Sunday, May 2, 2010


'The immersion into reality itself'

'What is the practical value of 'apocalyptic', of end-time considerations?

It is 'the completion of what NOW is - NOT an escape from it. The wholeness of what we NOW see in part - NOT its repudiation.'

Such Biblical or Prophetic anticipation 'is thus thoroughly practical; it assures us of the reality of all the acts and words whose transcendent sense is disputed and contradicted by the age we live in.' This preoccupation with Apocalyptic 'is not a florid [fanciful] passage tacked onto an end to give a flourish to our rhetoric but 'the immersion into reality itself,' the issue of God's coming Kingdom and its rule in our present life. It has a unique power to stir us to new and greater obedience, deepening our resolve and consecration and 'fortifying us for the long haul… It gives stamina to our courage and energizes our witness - realities that are in strict correspondence with what has already been begun in us and will [assuredly] be completed. This is not a new form of escapism, but the intensification of involvement with God in His [final] purposes by employing the stuff that is in our lives right now.' (From Eugene Peterson’s devotional entitled, The Completion of What Is)

'This preface is appropriate in view of the dire and tragic events of 2001 sounding an ominous note of yet greater dread for the year and decade ahead. It may well be a final decade - or at least it should be lived as if that were so. What greater evils will yet be loosed? What real defense from demonic terror against which the best of societal safeguards might be vain? On the positive side, the issue of God and of the Faith have as suddenly become elevated and central. No longer can believing constitute a mere Sunday addendum, a pleasant amenity in an ordered and secure world. The fellowship of the saints no longer casual affability, but become now the very grit of apostolic living! The wisdom of God in the uncertainty of the future to be had only in the counsel of the many; the 'time to speak to one another in the fear of the Lord' our privilege and our sanity.

'For now, at the end, as it was at the first, those that believe must be together. The one heart, and one soul and one mind that alone issues from true fellowship break the power of selfish and private living that has until now so effectually robbed us. Private, personal, devotional prayer must become a vital daily engagement with the Living God - early and late. Corporate prayer, the measure of truth of our Body, must become the apprehending of our High Priest's intercessory mind and heart. Time must be found, made, ruthlessly contended for in the daily urgent seeking of the Lord. Unabashed and unashamed witness, our responsibility in the world, be expressed in the very places from which we have shrunk - and this now in the more hostile prevailing atmosphere that abhors 'fundamentalist fanaticism'!

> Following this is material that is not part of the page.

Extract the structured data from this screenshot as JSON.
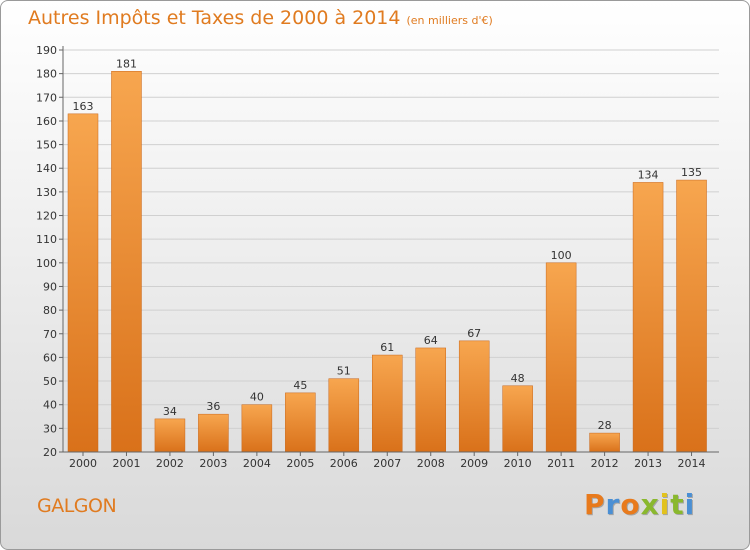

Backlash, opposition, eventual persecution are prospects now as real for us as the experience of distant, remote Christians, provoking in us a cry for new infillings of the Holy Spirit too long unsounded (and unneeded!). Inhibiting timidity, self-conscious and repressive fear of man [even of Christians!] be crucified with Christ! Buoyant, joyous faith, unfeigned choruses of praise, the inclusion of our committed children, be the staple of the Church is our best wish and prayer for us all in the new year that has come.

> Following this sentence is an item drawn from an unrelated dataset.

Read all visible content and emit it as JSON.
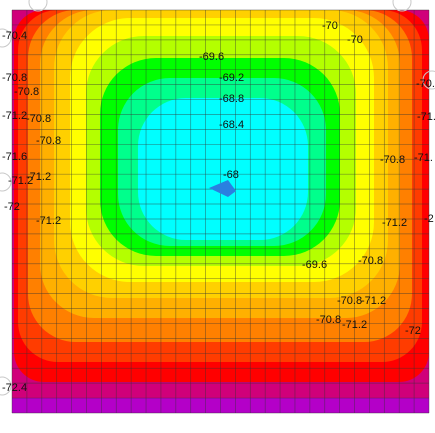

'For that has the Lord enjoined us to this end 'that men ought always to pray and not to lose heart' (Luke 18:1). So is prayer, heartfelt, vibrant and alive, the very provision of God for the terrors and uncertainties of the future that would otherwise depress and overcome us - even to the possibility of the very forfeiture of faith. So does the parable of the importunate widow end with the question, 'Nevertheless, when the Son of man comes, shall He find faith on the earth?' That is, will he find prayer in the earth? For the issue of prayer is the issue of faith for 'no man comes to God but that He believes that He is, and that He is the rewarder of those who diligently seek Him' (Hebrews 11:6).

Many Christians would be wise to take note of the feeble and infrequent condition of their prayer as a serious index of a declining faith - for the two are inextricably joined.

'In all this, don't confuse faith with correctly held doctrine about the faith. The issue of faith is the issue of relationship - not credal correctness.

- From 'End-of-the-Year (2001) Meditation' - Laporte, Minnesota;
above photo from the Kathryn Kuhlman program in 1970.